Eyal was referring to a 2006 study that showed that people in jobs where they had little control of their working conditions, minimal social support and high psychological demands at work were more likely to have mental health disorders like depression and anxiety.
Humans are creatures of habit, so having a regular schedule for when we work and when we engage in leisure can help us reduce uncertainty, especially in this already uncertain time.
Laurie Santos
Compare that to our current situation, where we’re all stuck working at home, can’t spend time with friends, loved ones or colleagues, and are balancing the simultaneous demands of work, family and home school amid a pandemic. There’s a lot there we can’t control. Maintaining some kind of daily structure and sense of time helps us focus on what we can.
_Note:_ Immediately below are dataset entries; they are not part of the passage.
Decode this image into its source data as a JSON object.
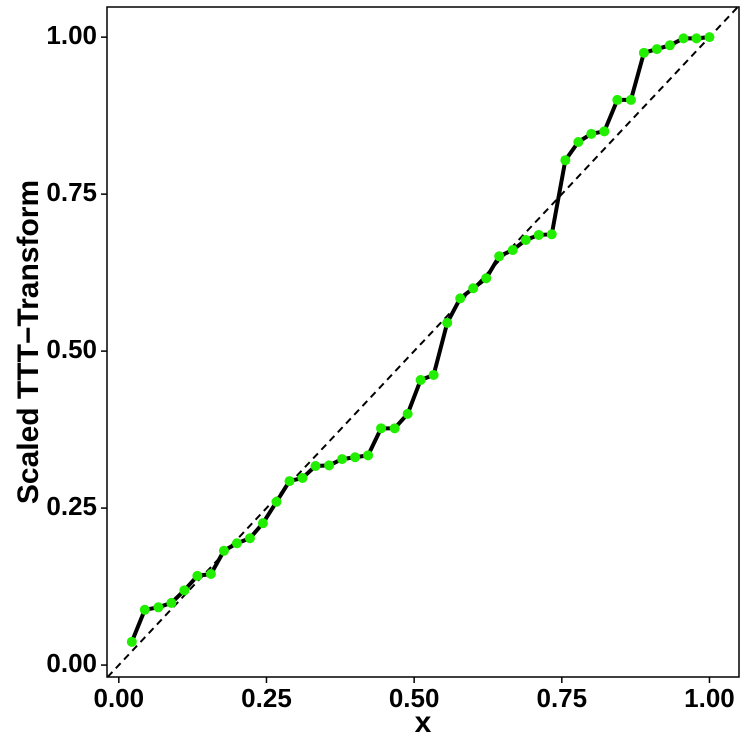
{
  "chart_data": {
    "type": "line",
    "x_label": "x",
    "y_label": "Scaled TTT−Transform",
    "x": [
      0.022,
      0.044,
      0.067,
      0.089,
      0.111,
      0.133,
      0.156,
      0.178,
      0.2,
      0.222,
      0.244,
      0.267,
      0.289,
      0.311,
      0.333,
      0.356,
      0.378,
      0.4,
      0.422,
      0.444,
      0.467,
      0.489,
      0.511,
      0.533,
      0.556,
      0.578,
      0.6,
      0.622,
      0.644,
      0.667,
      0.689,
      0.711,
      0.733,
      0.756,
      0.778,
      0.8,
      0.822,
      0.844,
      0.867,
      0.889,
      0.911,
      0.933,
      0.956,
      0.978,
      1.0
    ],
    "series": [
      {
        "color": "#000000",
        "marker_color": "#22ee00",
        "values": [
          0.037,
          0.088,
          0.092,
          0.099,
          0.119,
          0.142,
          0.145,
          0.182,
          0.194,
          0.202,
          0.226,
          0.26,
          0.293,
          0.298,
          0.317,
          0.318,
          0.328,
          0.331,
          0.334,
          0.377,
          0.377,
          0.4,
          0.454,
          0.462,
          0.545,
          0.584,
          0.6,
          0.616,
          0.651,
          0.661,
          0.677,
          0.685,
          0.686,
          0.804,
          0.833,
          0.846,
          0.85,
          0.9,
          0.9,
          0.975,
          0.981,
          0.987,
          0.998,
          0.998,
          1.0
        ]
      }
    ],
    "xlim": [
      -0.02,
      1.05
    ],
    "ylim": [
      -0.019,
      1.048
    ],
    "xticks": [
      {
        "value": 0,
        "label": "0.00"
      },
      {
        "value": 0.25,
        "label": "0.25"
      },
      {
        "value": 0.5,
        "label": "0.50"
      },
      {
        "value": 0.75,
        "label": "0.75"
      },
      {
        "value": 1,
        "label": "1.00"
      }
    ],
    "yticks": [
      {
        "value": 0,
        "label": "0.00"
      },
      {
        "value": 0.25,
        "label": "0.25"
      },
      {
        "value": 0.5,
        "label": "0.50"
      },
      {
        "value": 0.75,
        "label": "0.75"
      },
      {
        "value": 1,
        "label": "1.00"
      }
    ],
    "reference_diagonal": true,
    "grid": false
  }
}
“I’d encourage people to find ways to replicate what they did on weekends using the current creative things we’re doing in this time. Did you do Sunday brunch every week with friends? Make some pancakes at home and meet over Zoom. Was Saturday morning the day for your big run? Then head out for a socially distanced jog,” Santos says. “The idea is to find ways to replicate the routines we had previously as much as possible to bring some normalcy back to the odd situation we find ourselves in.”
The content of your routine isn’t as important as the fact that you have one, Eyal says. The current crisis may be an opportunity to shift things around and create a schedule that accommodates your rhythms instead of an employer’s. And you also may find there are some things you like just as they are.
Carol Horne, who works for an elder-services charity in London, offered her children, aged nine and seven, the option to study from Wednesday to Sunday so that she could have more time to help them with schoolwork during her weekends. She scrapped the plan when her eldest child balked.
“She said she likes the weekend to be on Saturday and Sunday,” Horne says. “And since normality has gone out the window, I wanted to give her a tiny bit of regular routine to cling to.”